Vanguard has launched its much, and sometimes anxiously, anticipated low cost, passive investment superannuation range of products.
Vanguard has launched its much anticipated low cost, passive investment superannuation range of products under the name of Vanguard Super SaveSmart today.
The company’s MySuper default option is a lifecycle option that automatically rebalances members’ investments in 36 different stages and costs 58 basis points a year.
The fee includes the fund investment fee, administration fee and transaction cost and excludes activity fees and insurance premiums and won’t change over the life of the product.
“Vanguard believes saving for retirement shouldn’t be complex.
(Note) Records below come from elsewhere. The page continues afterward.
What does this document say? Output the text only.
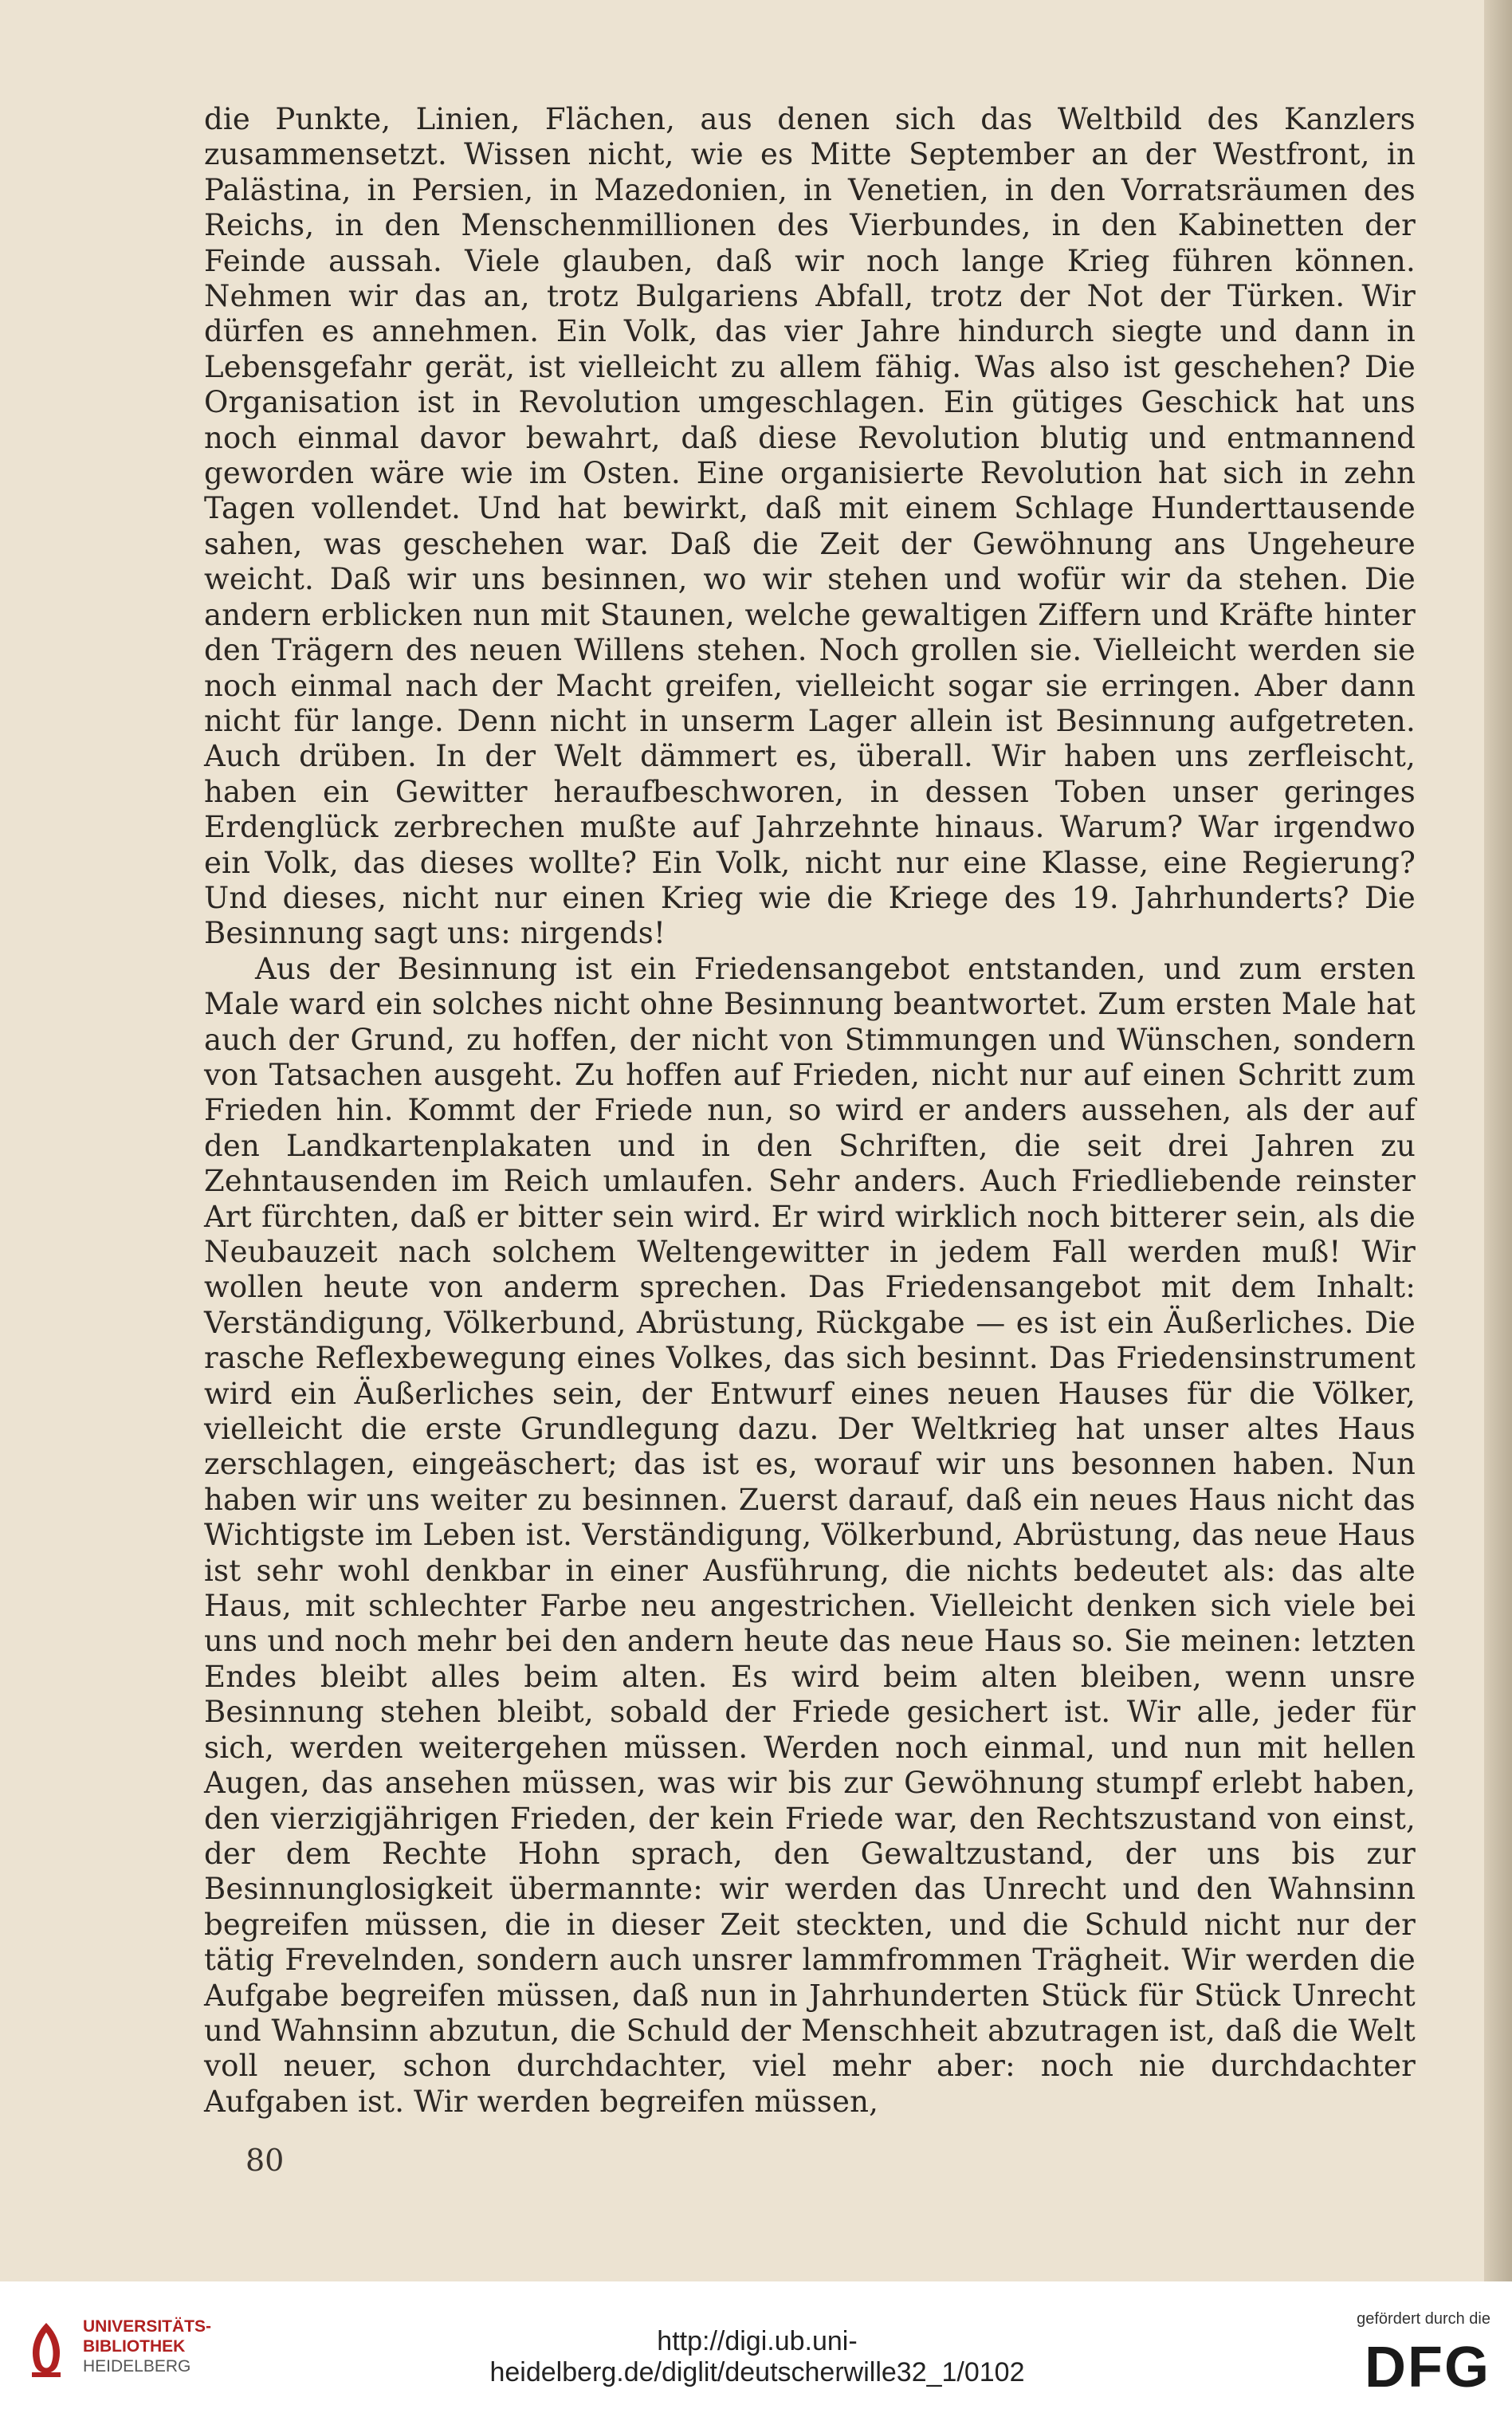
die Punkte, Linien, Flächen, aus denen sich das Weltbild des Kanzlers zusammensetzt. Wissen nicht, wie es Mitte September an der Westfront, in Palästina, in Persien, in Mazedonien, in Venetien, in den Vorratsräumen des Reichs, in den Menschenmillionen des Vierbundes, in den Kabinetten der Feinde aussah. Viele glauben, daß wir noch lange Krieg führen können. Nehmen wir das an, trotz Bulgariens Abfall, trotz der Not der Türken. Wir dürfen es annehmen. Ein Volk, das vier Jahre hindurch siegte und dann in Lebensgefahr gerät, ist vielleicht zu allem fähig. Was also ist geschehen? Die Organisation ist in Revolution umgeschlagen. Ein gütiges Geschick hat uns noch einmal davor bewahrt, daß diese Revolution blutig und entmannend geworden wäre wie im Osten. Eine organisierte Revolution hat sich in zehn Tagen vollendet. Und hat bewirkt, daß mit einem Schlage Hunderttausende sahen, was geschehen war. Daß die Zeit der Gewöhnung ans Ungeheure weicht. Daß wir uns besinnen, wo wir stehen und wofür wir da stehen. Die andern erblicken nun mit Staunen, welche gewaltigen Ziffern und Kräfte hinter den Trägern des neuen Willens stehen. Noch grollen sie. Vielleicht werden sie noch einmal nach der Macht greifen, vielleicht sogar sie erringen. Aber dann nicht für lange. Denn nicht in unserm Lager allein ist Besinnung aufgetreten. Auch drüben. In der Welt dämmert es, überall. Wir haben uns zerfleischt, haben ein Gewitter heraufbeschworen, in dessen Toben unser geringes Erdenglück zerbrechen mußte auf Jahrzehnte hinaus. Warum? War irgendwo ein Volk, das dieses wollte? Ein Volk, nicht nur eine Klasse, eine Regierung? Und dieses, nicht nur einen Krieg wie die Kriege des 19. Jahrhunderts? Die Besinnung sagt uns: nirgends!

Aus der Besinnung ist ein Friedensangebot entstanden, und zum ersten Male ward ein solches nicht ohne Besinnung beantwortet. Zum ersten Male hat auch der Grund, zu hoffen, der nicht von Stimmungen und Wünschen, sondern von Tatsachen ausgeht. Zu hoffen auf Frieden, nicht nur auf einen Schritt zum Frieden hin. Kommt der Friede nun, so wird er anders aussehen, als der auf den Landkartenplakaten und in den Schriften, die seit drei Jahren zu Zehntausenden im Reich umlaufen. Sehr anders. Auch Friedliebende reinster Art fürchten, daß er bitter sein wird. Er wird wirklich noch bitterer sein, als die Neubauzeit nach solchem Weltengewitter in jedem Fall werden muß! Wir wollen heute von anderm sprechen. Das Friedensangebot mit dem Inhalt: Verständigung, Völkerbund, Abrüstung, Rückgabe — es ist ein Äußerliches. Die rasche Reflexbewegung eines Volkes, das sich besinnt. Das Friedensinstrument wird ein Äußerliches sein, der Entwurf eines neuen Hauses für die Völker, vielleicht die erste Grundlegung dazu. Der Weltkrieg hat unser altes Haus zerschlagen, eingeäschert; das ist es, worauf wir uns besonnen haben. Nun haben wir uns weiter zu besinnen. Zuerst darauf, daß ein neues Haus nicht das Wichtigste im Leben ist. Verständigung, Völkerbund, Abrüstung, das neue Haus ist sehr wohl denkbar in einer Ausführung, die nichts bedeutet als: das alte Haus, mit schlechter Farbe neu angestrichen. Vielleicht denken sich viele bei uns und noch mehr bei den andern heute das neue Haus so. Sie meinen: letzten Endes bleibt alles beim alten. Es wird beim alten bleiben, wenn unsre Besinnung stehen bleibt, sobald der Friede gesichert ist. Wir alle, jeder für sich, werden weitergehen müssen. Werden noch einmal, und nun mit hellen Augen, das ansehen müssen, was wir bis zur Gewöhnung stumpf erlebt haben, den vierzigjährigen Frieden, der kein Friede war, den Rechtszustand von einst, der dem Rechte Hohn sprach, den Gewaltzustand, der uns bis zur Besinnunglosigkeit übermannte: wir werden das Unrecht und den Wahnsinn begreifen müssen, die in dieser Zeit steckten, und die Schuld nicht nur der tätig Frevelnden, sondern auch unsrer lammfrommen Trägheit. Wir werden die Aufgabe begreifen müssen, daß nun in Jahrhunderten Stück für Stück Unrecht und Wahnsinn abzutun, die Schuld der Menschheit abzutragen ist, daß die Welt voll neuer, schon durchdachter, viel mehr aber: noch nie durchdachter Aufgaben ist. Wir werden begreifen müssen,

80
UNIVERSITÄTS-
BIBLIOTHEK
HEIDELBERG
http://digi.ub.uni-heidelberg.de/diglit/deutscherwille32_1/0102
gefördert durch die
DFG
We want to deliver members a low-cost, high-quality super fund that includes a default offer designed to move with them right through life,” Daniel Shrimski, Managing Director of Vanguard Australia, said.
As the first new entrant into the Australian superannuation industry in years to gain an RSE licence, and launching despite industry consolidation, we’re here because we truly believe we can improve retirement outcomes for Australians and be a catalyst for much needed change in the industry
“As the first new entrant into the Australian superannuation industry in years to gain an RSE licence, and launching despite industry consolidation, we’re here because we truly believe we can improve retirement outcomes for Australians and be a catalyst for much needed change in the industry.
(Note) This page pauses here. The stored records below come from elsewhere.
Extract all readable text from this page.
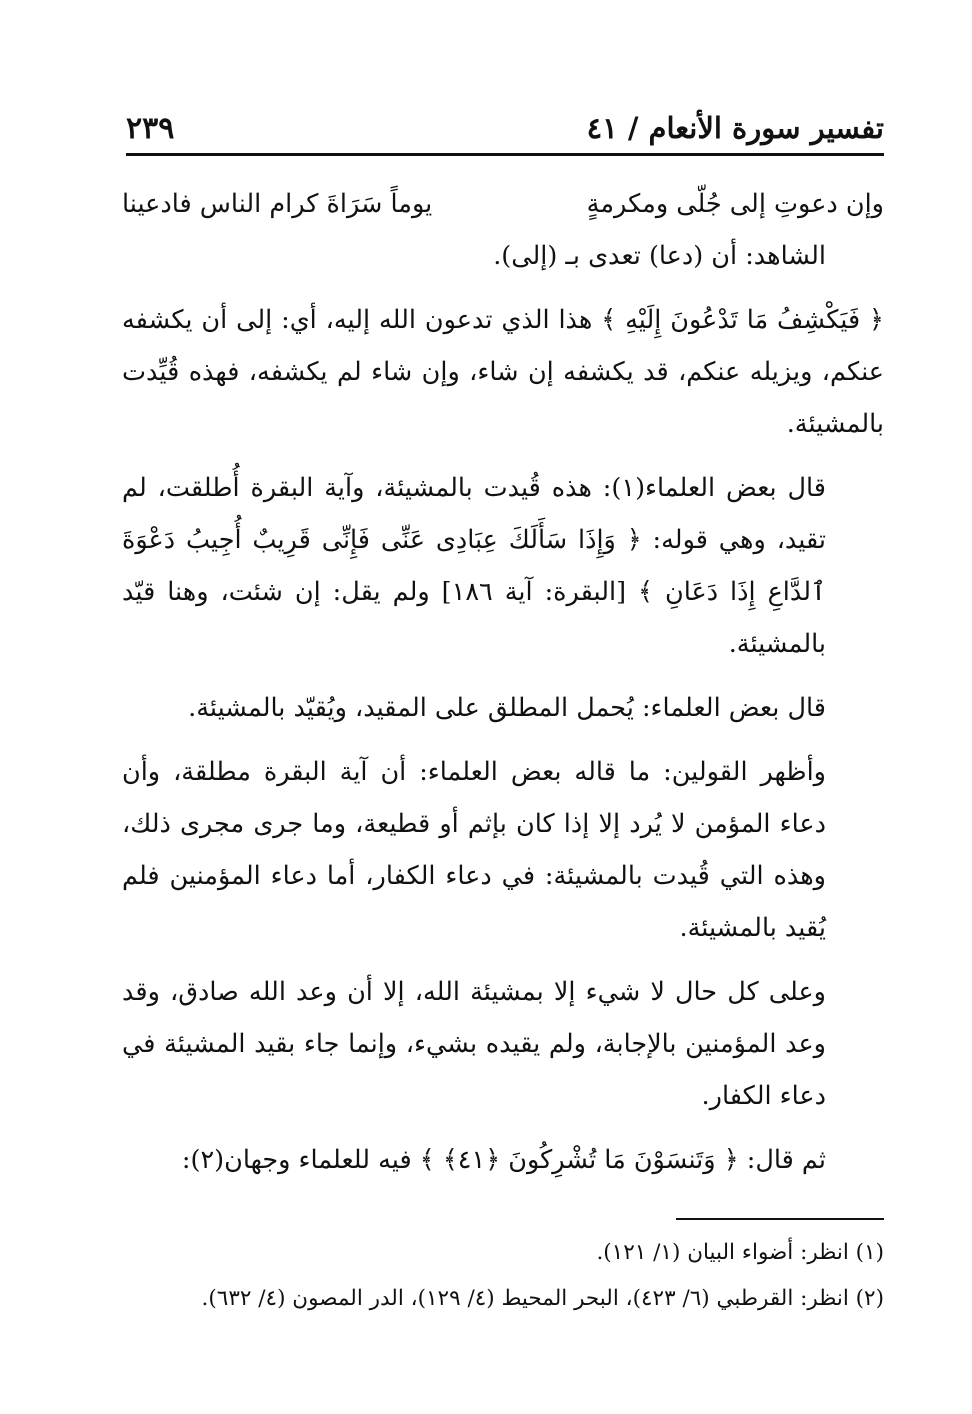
تفسير سورة الأنعام / ٤١
٢٣٩
وإن دعوتِ إلى جُلّى ومكرمةٍ
يوماً سَرَاةَ كرام الناس فادعينا

الشاهد: أن (دعا) تعدى بـ (إلى).

﴿ فَيَكْشِفُ مَا تَدْعُونَ إِلَيْهِ ﴾ هذا الذي تدعون الله إليه، أي: إلى أن يكشفه عنكم، ويزيله عنكم، قد يكشفه إن شاء، وإن شاء لم يكشفه، فهذه قُيِّدت بالمشيئة.

قال بعض العلماء(١): هذه قُيدت بالمشيئة، وآية البقرة أُطلقت، لم تقيد، وهي قوله: ﴿ وَإِذَا سَأَلَكَ عِبَادِى عَنِّى فَإِنِّى قَرِيبٌ أُجِيبُ دَعْوَةَ ٱلدَّاعِ إِذَا دَعَانِ ﴾ [البقرة: آية ١٨٦] ولم يقل: إن شئت، وهنا قيّد بالمشيئة.

قال بعض العلماء: يُحمل المطلق على المقيد، ويُقيّد بالمشيئة.

وأظهر القولين: ما قاله بعض العلماء: أن آية البقرة مطلقة، وأن دعاء المؤمن لا يُرد إلا إذا كان بإثم أو قطيعة، وما جرى مجرى ذلك، وهذه التي قُيدت بالمشيئة: في دعاء الكفار، أما دعاء المؤمنين فلم يُقيد بالمشيئة.

وعلى كل حال لا شيء إلا بمشيئة الله، إلا أن وعد الله صادق، وقد وعد المؤمنين بالإجابة، ولم يقيده بشيء، وإنما جاء بقيد المشيئة في دعاء الكفار.

ثم قال: ﴿ وَتَنسَوْنَ مَا تُشْرِكُونَ ﴿٤١﴾ ﴾ فيه للعلماء وجهان(٢):

(١) انظر: أضواء البيان (١/ ١٢١).

(٢) انظر: القرطبي (٦/ ٤٢٣)، البحر المحيط (٤/ ١٢٩)، الدر المصون (٤/ ٦٣٢).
“There remains a lot of variety in how superannuation fees are constructed and communicated to members – making it difficult to truly understand how much they are paying each year,” he said.
Vanguard Super has purposely priced its MySuper option at the lowest price in the Australian superannuation market for member balances under $50,000, and for members aged 47 years and under.
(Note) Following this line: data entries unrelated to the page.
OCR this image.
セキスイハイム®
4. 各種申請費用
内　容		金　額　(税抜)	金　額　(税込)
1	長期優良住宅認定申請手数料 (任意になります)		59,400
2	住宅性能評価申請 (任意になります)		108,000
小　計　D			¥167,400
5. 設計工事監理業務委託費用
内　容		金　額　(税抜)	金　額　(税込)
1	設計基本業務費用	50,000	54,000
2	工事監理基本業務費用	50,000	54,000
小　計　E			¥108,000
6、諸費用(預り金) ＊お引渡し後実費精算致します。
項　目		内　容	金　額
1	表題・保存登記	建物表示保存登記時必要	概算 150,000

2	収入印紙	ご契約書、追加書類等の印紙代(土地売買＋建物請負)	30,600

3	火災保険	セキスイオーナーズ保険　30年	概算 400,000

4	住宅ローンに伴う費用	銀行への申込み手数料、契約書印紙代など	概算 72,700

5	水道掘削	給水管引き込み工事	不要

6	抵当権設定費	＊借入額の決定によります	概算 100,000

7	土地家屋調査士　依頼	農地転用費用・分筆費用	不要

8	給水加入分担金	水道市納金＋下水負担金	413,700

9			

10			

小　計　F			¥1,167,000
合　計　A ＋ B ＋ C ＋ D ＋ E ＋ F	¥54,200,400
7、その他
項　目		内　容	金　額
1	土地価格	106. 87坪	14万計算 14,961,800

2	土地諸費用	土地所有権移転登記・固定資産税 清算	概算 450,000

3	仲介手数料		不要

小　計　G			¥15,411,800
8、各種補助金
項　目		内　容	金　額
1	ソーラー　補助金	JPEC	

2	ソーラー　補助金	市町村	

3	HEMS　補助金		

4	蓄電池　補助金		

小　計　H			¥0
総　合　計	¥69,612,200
But all products are passively invested, making use of indices rather than active managers.
“The indexing approach to investment management is central to the investment options we currently offer through Vanguard Super SaveSmart,” the company said in an explanatory document.
Besides the lifecycle option, Vanguard Super offers a broad range of options, including premixed options such as Conservative, Balanced, Growth, Ethically Conscious Growth and High Growth, as well as single sector options including International Shares, Australian Shares, Australian Fixed Interest, Global Fixed Interest and Cash.
The commonly seen options in competing MySuper products across the super sector, such as the Conservative, Balanced and Growth options, are even lower priced than the lifecycle option, costing just 56 basis points a year.
Vanguard is also planning to offer a pension product in the future and said that as the asset under management grow it might reduce fees even further.
this is just the beginning for Vanguard Super; we will soon add a competitive pension offer... As Vanguard Super grows, we’re committed to passing the benefits of scale back to members through lower costs and an ever-improving member experience
“But this is just the beginning for Vanguard Super; we will soon add a competitive pension offer and digital access for advisers,” Shrimski said.
“As Vanguard Super grows, we’re committed to passing the benefits of scale back to members through lower costs and an ever-improving member experience – just like Vanguard has done for both Australian and global investors since its very beginning,” he said.
In preparation for the launch of its own super product, Vanguard pulled out of the institutional market as it would start to compete with superannuation funds for members.
The move saw Vanguard terminate mandates issued by Aware Super, Sunsuper, and QSuper, with SSGA emerging as the main beneficiary of the decision.
Vanguard Super’s lifecycle option adjusts 36 times over the course of a member’s life without switching fees.
Lifecycle members aged 47 and under are invested in a diversified portfolio with an allocation of 90 per cent to growth and 10 per cent to defensive assets.
From age 48, the Lifecycle investment undergoes a series of annual changes reducing the allocation to growth assets, while increasing the allocation to defensive assets.
From age 82 onwards, the asset allocation is designed to have a greater emphasis on reduced risk to shield retirement savings from the impacts of volatility, the company said. The asset allocation then ends up with 40 per cent growth assets and 60 per cent defensive assets.